Review key concepts with flashcards.

Glossary of Terms

Review the Definitions for terms.

  • Term: Frequency Response

    Definition:

    The output response of a circuit as a function of frequency.

  • Term: Cutoff Frequency

    Definition:

    The frequency at which the output power drops to half its maximum value, indicating the bandwidth of the amplifier.

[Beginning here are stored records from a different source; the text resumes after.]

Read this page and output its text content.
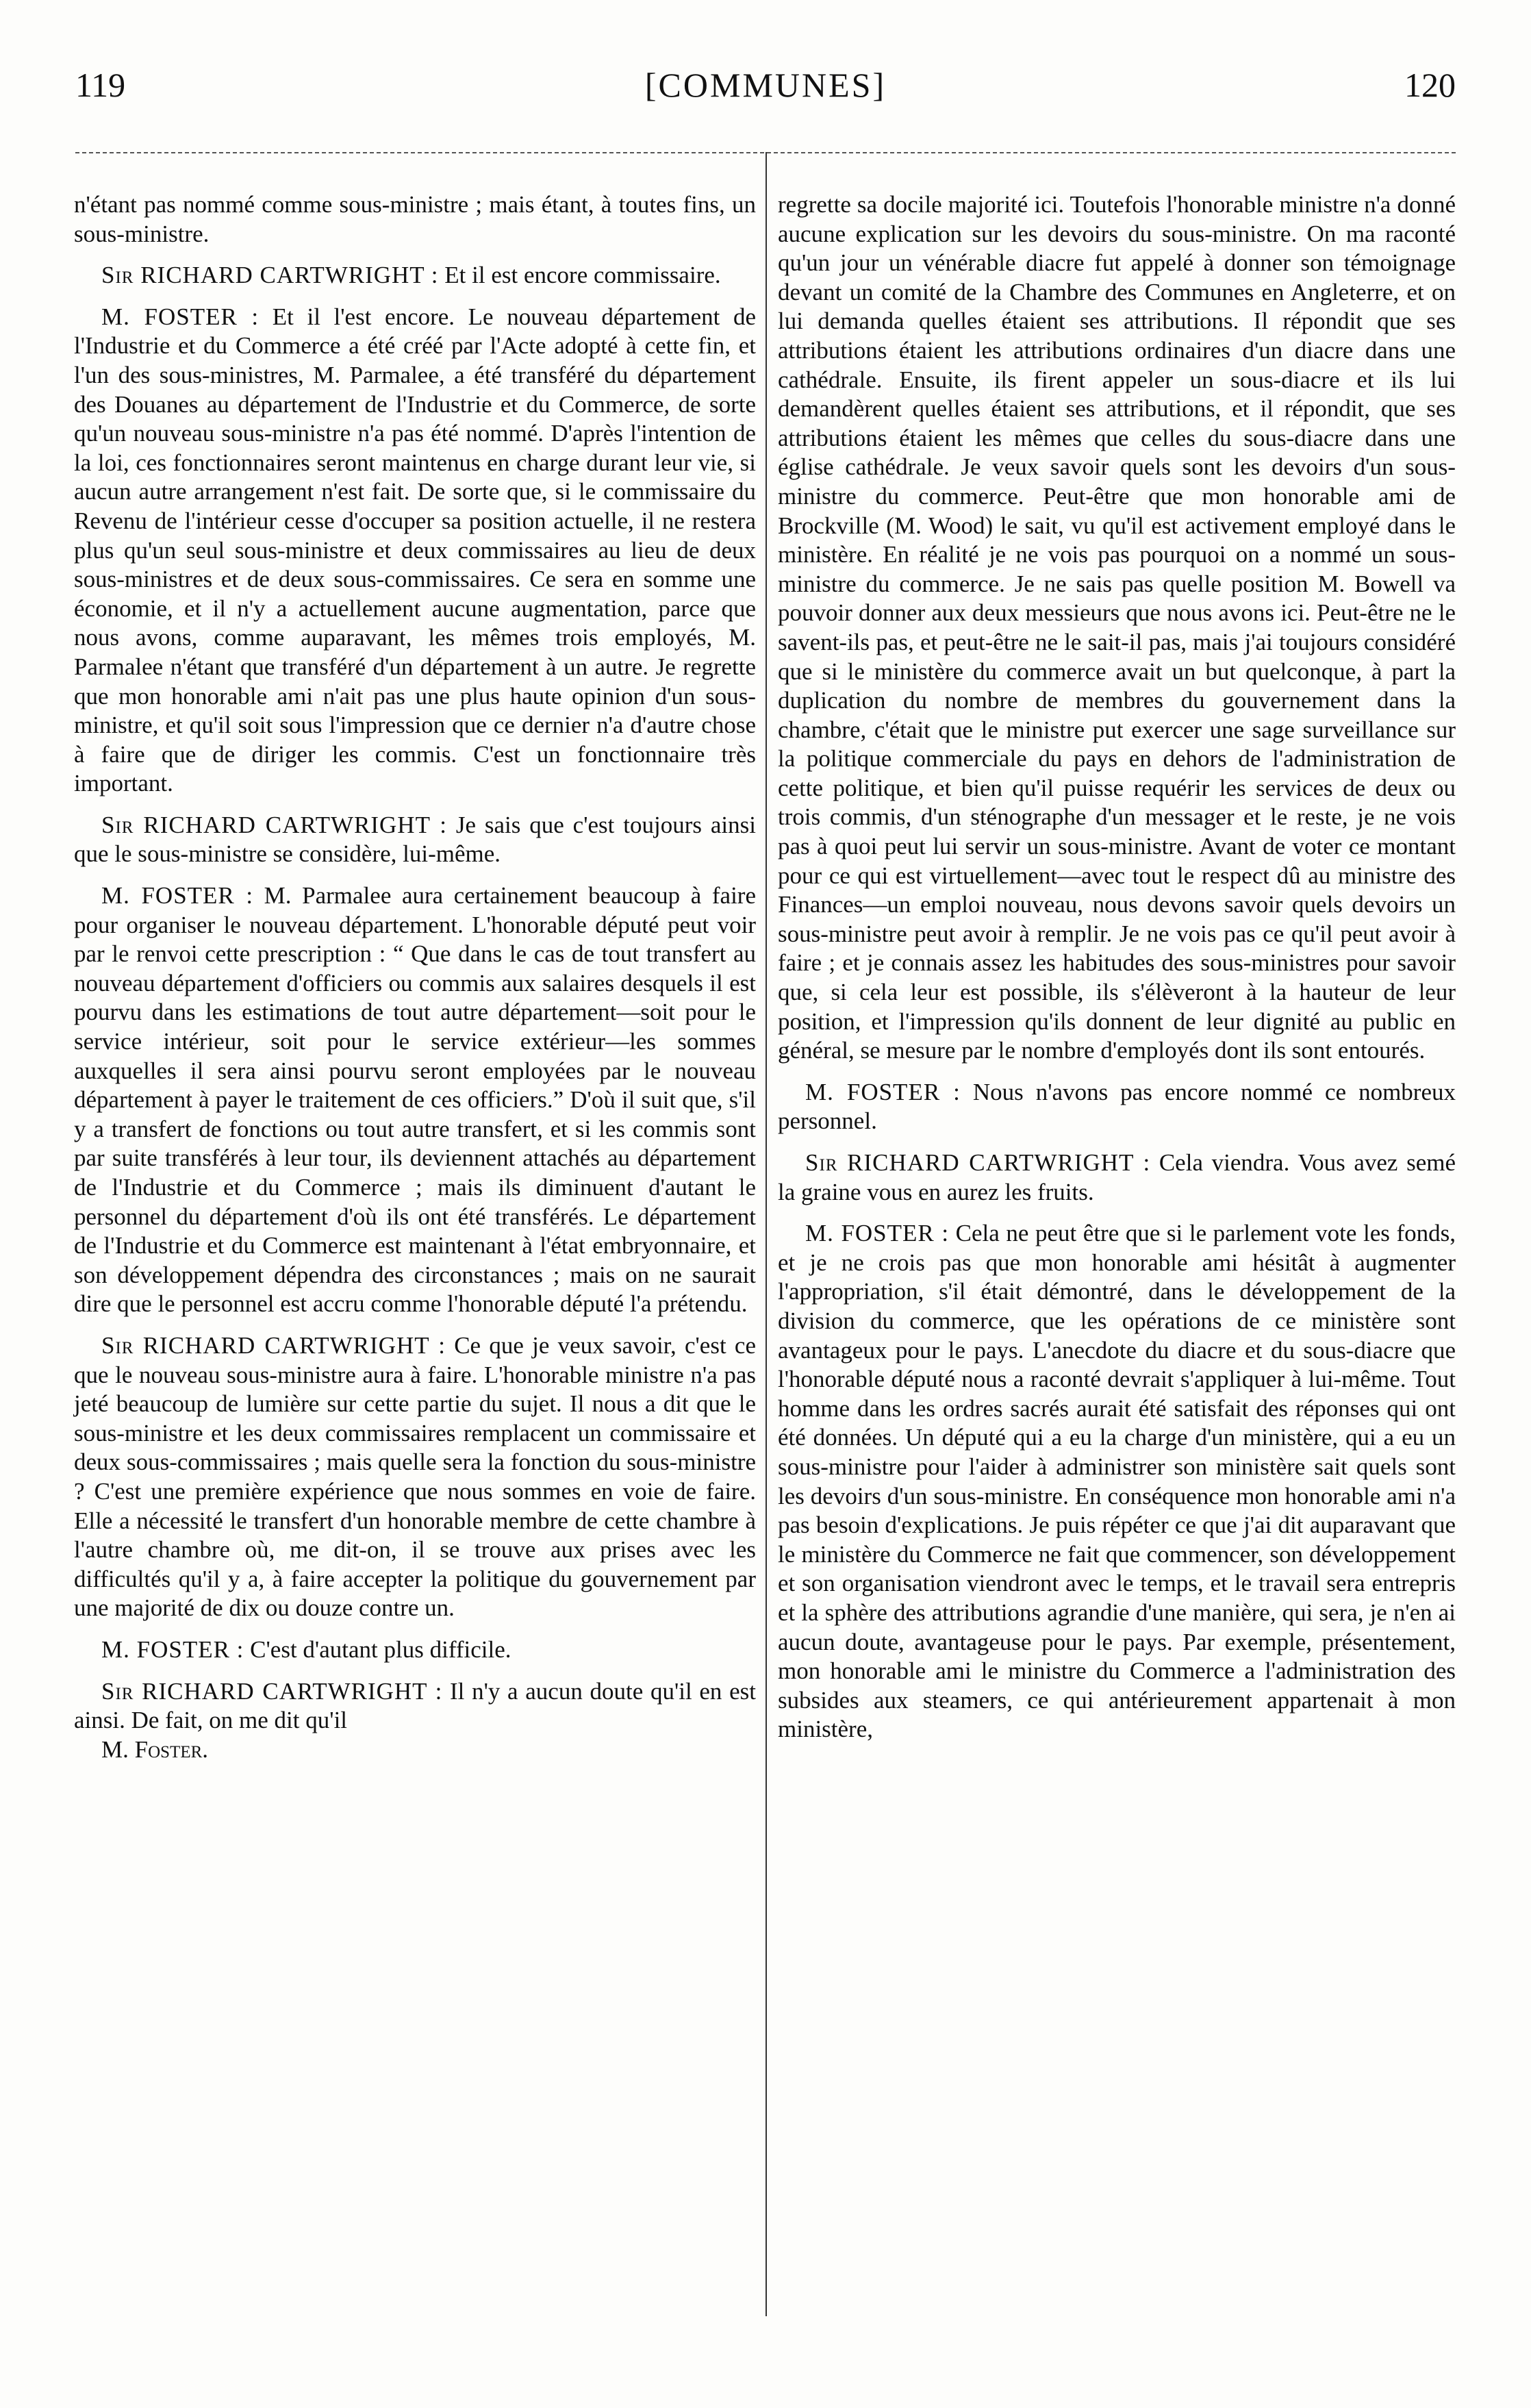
119	[COMMUNES]	120

n'étant pas nommé comme sous-ministre ; mais étant, à toutes fins, un sous-ministre.

Sir RICHARD CARTWRIGHT : Et il est encore commissaire.

M. FOSTER : Et il l'est encore. Le nouveau département de l'Industrie et du Commerce a été créé par l'Acte adopté à cette fin, et l'un des sous-ministres, M. Parmalee, a été transféré du département des Douanes au département de l'Industrie et du Commerce, de sorte qu'un nouveau sous-ministre n'a pas été nommé. D'après l'intention de la loi, ces fonctionnaires seront maintenus en charge durant leur vie, si aucun autre arrangement n'est fait. De sorte que, si le commissaire du Revenu de l'intérieur cesse d'occuper sa position actuelle, il ne restera plus qu'un seul sous-ministre et deux commissaires au lieu de deux sous-ministres et de deux sous-commissaires. Ce sera en somme une économie, et il n'y a actuellement aucune augmentation, parce que nous avons, comme auparavant, les mêmes trois employés, M. Parmalee n'étant que transféré d'un département à un autre. Je regrette que mon honorable ami n'ait pas une plus haute opinion d'un sous-ministre, et qu'il soit sous l'impression que ce dernier n'a d'autre chose à faire que de diriger les commis. C'est un fonctionnaire très important.

Sir RICHARD CARTWRIGHT : Je sais que c'est toujours ainsi que le sous-ministre se considère, lui-même.

M. FOSTER : M. Parmalee aura certainement beaucoup à faire pour organiser le nouveau département. L'honorable député peut voir par le renvoi cette prescription : “ Que dans le cas de tout transfert au nouveau département d'officiers ou commis aux salaires desquels il est pourvu dans les estimations de tout autre département—soit pour le service intérieur, soit pour le service extérieur—les sommes auxquelles il sera ainsi pourvu seront employées par le nouveau département à payer le traitement de ces officiers.” D'où il suit que, s'il y a transfert de fonctions ou tout autre transfert, et si les commis sont par suite transférés à leur tour, ils deviennent attachés au département de l'Industrie et du Commerce ; mais ils diminuent d'autant le personnel du département d'où ils ont été transférés. Le département de l'Industrie et du Commerce est maintenant à l'état embryonnaire, et son développement dépendra des circonstances ; mais on ne saurait dire que le personnel est accru comme l'honorable député l'a prétendu.

Sir RICHARD CARTWRIGHT : Ce que je veux savoir, c'est ce que le nouveau sous-ministre aura à faire. L'honorable ministre n'a pas jeté beaucoup de lumière sur cette partie du sujet. Il nous a dit que le sous-ministre et les deux commissaires remplacent un commissaire et deux sous-commissaires ; mais quelle sera la fonction du sous-ministre ? C'est une première expérience que nous sommes en voie de faire. Elle a nécessité le transfert d'un honorable membre de cette chambre à l'autre chambre où, me dit-on, il se trouve aux prises avec les difficultés qu'il y a, à faire accepter la politique du gouvernement par une majorité de dix ou douze contre un.

M. FOSTER : C'est d'autant plus difficile.

Sir RICHARD CARTWRIGHT : Il n'y a aucun doute qu'il en est ainsi. De fait, on me dit qu'il

M. Foster.

regrette sa docile majorité ici. Toutefois l'honorable ministre n'a donné aucune explication sur les devoirs du sous-ministre. On ma raconté qu'un jour un vénérable diacre fut appelé à donner son témoignage devant un comité de la Chambre des Communes en Angleterre, et on lui demanda quelles étaient ses attributions. Il répondit que ses attributions étaient les attributions ordinaires d'un diacre dans une cathédrale. Ensuite, ils firent appeler un sous-diacre et ils lui demandèrent quelles étaient ses attributions, et il répondit, que ses attributions étaient les mêmes que celles du sous-diacre dans une église cathédrale. Je veux savoir quels sont les devoirs d'un sous-ministre du commerce. Peut-être que mon honorable ami de Brockville (M. Wood) le sait, vu qu'il est activement employé dans le ministère. En réalité je ne vois pas pourquoi on a nommé un sous-ministre du commerce. Je ne sais pas quelle position M. Bowell va pouvoir donner aux deux messieurs que nous avons ici. Peut-être ne le savent-ils pas, et peut-être ne le sait-il pas, mais j'ai toujours considéré que si le ministère du commerce avait un but quelconque, à part la duplication du nombre de membres du gouvernement dans la chambre, c'était que le ministre put exercer une sage surveillance sur la politique commerciale du pays en dehors de l'administration de cette politique, et bien qu'il puisse requérir les services de deux ou trois commis, d'un sténographe d'un messager et le reste, je ne vois pas à quoi peut lui servir un sous-ministre. Avant de voter ce montant pour ce qui est virtuellement—avec tout le respect dû au ministre des Finances—un emploi nouveau, nous devons savoir quels devoirs un sous-ministre peut avoir à remplir. Je ne vois pas ce qu'il peut avoir à faire ; et je connais assez les habitudes des sous-ministres pour savoir que, si cela leur est possible, ils s'élèveront à la hauteur de leur position, et l'impression qu'ils donnent de leur dignité au public en général, se mesure par le nombre d'employés dont ils sont entourés.

M. FOSTER : Nous n'avons pas encore nommé ce nombreux personnel.

Sir RICHARD CARTWRIGHT : Cela viendra. Vous avez semé la graine vous en aurez les fruits.

M. FOSTER : Cela ne peut être que si le parlement vote les fonds, et je ne crois pas que mon honorable ami hésitât à augmenter l'appropriation, s'il était démontré, dans le développement de la division du commerce, que les opérations de ce ministère sont avantageux pour le pays. L'anecdote du diacre et du sous-diacre que l'honorable député nous a raconté devrait s'appliquer à lui-même. Tout homme dans les ordres sacrés aurait été satisfait des réponses qui ont été données. Un député qui a eu la charge d'un ministère, qui a eu un sous-ministre pour l'aider à administrer son ministère sait quels sont les devoirs d'un sous-ministre. En conséquence mon honorable ami n'a pas besoin d'explications. Je puis répéter ce que j'ai dit auparavant que le ministère du Commerce ne fait que commencer, son développement et son organisation viendront avec le temps, et le travail sera entrepris et la sphère des attributions agrandie d'une manière, qui sera, je n'en ai aucun doute, avantageuse pour le pays. Par exemple, présentement, mon honorable ami le ministre du Commerce a l'administration des subsides aux steamers, ce qui antérieurement appartenait à mon ministère,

  • Term: MidFrequency Gain

    Definition:

    The voltage gain of an amplifier at the frequencies where it operates most effectively.

  • Term: BJT

    Definition:

    Bipolar Junction Transistor, a type of transistor that uses both electron and hole charge carriers.

  • Term: MOSFET

    Definition:

    Metal-Oxide-Semiconductor Field-Effect Transistor, a type of transistor used for amplifying or switching electronic signals.

  • Term: Miller Effect

    Definition:

    A phenomenon in which the capacitance between the input and output of an amplifier increases the effective input capacitance.